As marksmen call for the traps to be released, birds spring out, the air not yet familiar to their wings, and are clipped before they can fully break into flight. At 30 yards with a double-barreled shotgun, these birds are hard to miss. After a round, the trapper boys rush out to the field with potato sacks, collecting and sometimes tackling dead and wounded birds. They dump their sacks into oil drums behind a three-sided screen made of particle-board panels, then load their carrying cases with live birds for the next round.

I watched this ritual so many times, I became emotionally detached. At first, I was queasy just looking at the traps, then went numb to the sound and, after hundreds of releases, actually found myself desensitized to what was taking place on the field. I looked around and noticed that people in the crowd had the same blank look; for all I knew we could have been watching a hometown ball game on a Sunday afternoon. The man sitting next to me was reading the sports page of the local paper; families wheeled strollers in front of the stands; and just behind the bleachers where the playground was, children jockeyed for a better view from the deck of a wooden replica of Noah's Ark.

I snapped back to my senses when a wounded bird flew off the field and kamikazed to the ground nearby. One of the spectators walked up, wrung its neck, and tossed it as casually as a soda bottle into a trash can.

I understand the need for events that can bring revenue into a small town. In my hometown, the main industry was coal mining; when the mines closed in the late 1950s, the town simply fell off the map. For Hegins, the Pigeon Shoot benefits community-service organizations, buying new trucks for the volunteer fire company, ambulances, upgrades for the park, and books for the library. But as an event that has become a family outing, I can't help wondering about the impression it leaves on the children who attend.

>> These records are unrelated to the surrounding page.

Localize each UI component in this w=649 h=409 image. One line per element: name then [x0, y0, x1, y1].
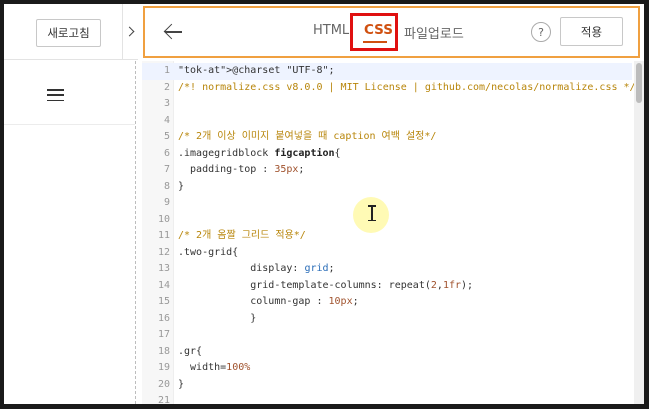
code-line[interactable]: 12 .two-grid{	[142, 245, 632, 262]
code-line[interactable]: 14 grid-template-columns: repeat(2,1fr);	[142, 278, 632, 295]
code-text: width=100%	[178, 362, 251, 373]
apply-button[interactable]: 적용	[560, 17, 623, 46]
line-number: 3	[163, 98, 170, 109]
code-line[interactable]: 11 /* 2개 옴짤 그리드 적용*/	[142, 228, 632, 245]
line-number: 15	[157, 296, 170, 307]
editor-header: HTML CSS 파일업로드 ? 적용	[143, 6, 640, 58]
code-text: display: grid;	[178, 263, 335, 274]
code-line[interactable]: 8}	[142, 179, 632, 196]
chevron-right-icon	[124, 26, 134, 37]
back-arrow-icon[interactable]	[163, 21, 185, 43]
code-line[interactable]: 21	[142, 393, 632, 404]
code-text: }	[178, 378, 185, 390]
app-window: 새로고침 HTML CSS 파일업로드 ? 적용 1 "tok-at">@char…	[4, 4, 644, 404]
code-line[interactable]: 16 }	[142, 311, 632, 328]
code-line[interactable]: 7 padding-top : 35px;	[142, 162, 632, 179]
line-number: 13	[157, 263, 170, 274]
editor-scrollbar[interactable]	[634, 61, 644, 404]
line-number: 14	[157, 279, 170, 291]
line-number: 17	[157, 329, 170, 340]
active-tab-underline	[363, 41, 387, 43]
line-number: 19	[157, 362, 170, 373]
code-text: .imagegridblock figcaption{	[178, 147, 341, 159]
panel-divider[interactable]	[135, 61, 136, 404]
code-line[interactable]: 19 width=100%	[142, 360, 632, 377]
tab-html[interactable]: HTML	[313, 23, 349, 38]
help-icon[interactable]: ?	[531, 22, 551, 42]
line-number: 9	[163, 197, 170, 208]
code-text: grid-template-columns: repeat(2,1fr);	[178, 279, 474, 291]
code-line[interactable]: 4	[142, 113, 632, 130]
code-text: "tok-at">@charset "UTF-8";	[178, 65, 335, 76]
tab-css[interactable]: CSS	[364, 22, 393, 38]
hamburger-menu-icon[interactable]	[47, 89, 64, 102]
line-number: 2	[163, 81, 170, 93]
line-number: 8	[163, 180, 170, 192]
code-line[interactable]: 20}	[142, 377, 632, 394]
code-line[interactable]: 17	[142, 327, 632, 344]
scrollbar-thumb[interactable]	[636, 63, 642, 103]
left-panel-row	[4, 61, 135, 125]
code-text: padding-top : 35px;	[178, 164, 305, 175]
code-line[interactable]: 1 "tok-at">@charset "UTF-8";	[142, 63, 632, 80]
code-line[interactable]: 2 /*! normalize.css v8.0.0 | MIT License …	[142, 80, 636, 97]
code-text: }	[178, 312, 257, 324]
code-text: /* 2개 옴짤 그리드 적용*/	[178, 230, 306, 241]
css-code-editor[interactable]: 1 "tok-at">@charset "UTF-8"; 2 /*! normaliz…	[142, 61, 644, 404]
line-number: 12	[157, 246, 170, 258]
line-number: 7	[163, 164, 170, 175]
code-line[interactable]: 13 display: grid;	[142, 261, 632, 278]
line-number: 20	[157, 378, 170, 390]
line-number: 6	[163, 147, 170, 159]
text-cursor-icon	[368, 205, 376, 221]
refresh-button[interactable]: 새로고침	[36, 19, 101, 47]
code-text: .two-grid{	[178, 246, 239, 258]
line-number: 21	[157, 395, 170, 404]
line-number: 16	[157, 312, 170, 324]
line-number: 11	[157, 230, 170, 241]
left-panel	[4, 61, 135, 404]
collapse-panel-button[interactable]	[122, 4, 138, 60]
code-text: column-gap : 10px;	[178, 296, 359, 307]
line-number: 18	[157, 345, 170, 357]
line-number: 4	[163, 114, 170, 126]
code-line[interactable]: 5 /* 2개 이상 이미지 붙여넣을 때 caption 여백 설정*/	[142, 129, 632, 146]
line-number: 5	[163, 131, 170, 142]
line-number: 1	[163, 65, 170, 76]
line-number: 10	[157, 213, 170, 225]
tab-file-upload[interactable]: 파일업로드	[404, 23, 464, 42]
code-line[interactable]: 3	[142, 96, 632, 113]
code-line[interactable]: 15 column-gap : 10px;	[142, 294, 632, 311]
code-text: /* 2개 이상 이미지 붙여넣을 때 caption 여백 설정*/	[178, 131, 437, 142]
code-text: }	[178, 180, 185, 192]
code-text: /*! normalize.css v8.0.0 | MIT License |…	[178, 81, 636, 93]
left-toolbar: 새로고침	[4, 4, 122, 60]
code-text: .gr{	[178, 345, 203, 357]
code-line[interactable]: 18 .gr{	[142, 344, 632, 361]
code-line[interactable]: 6 .imagegridblock figcaption{	[142, 146, 632, 163]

About noon, a thunderstorm broke over the park. Everyone scrambled for cover, crowding toe to toe in the few concession and picnic areas. I couldn't make it to the car and headed for Noah's Ark, where I spent a half-hour weathering the storm with a family crouched in the belly of the boat. Their 4-year-old son carried a toy rifle and wore an ammo belt around his waist. I asked his father, one of the marksmen, how old you had to be to enter the shoot. "If you're big enough to hold a gun," he told me, "you're in." I was more than ready to leave Hegins, hoping for a sign the storm would lift. But unlike Noah's story, no birds were left to carry a branch.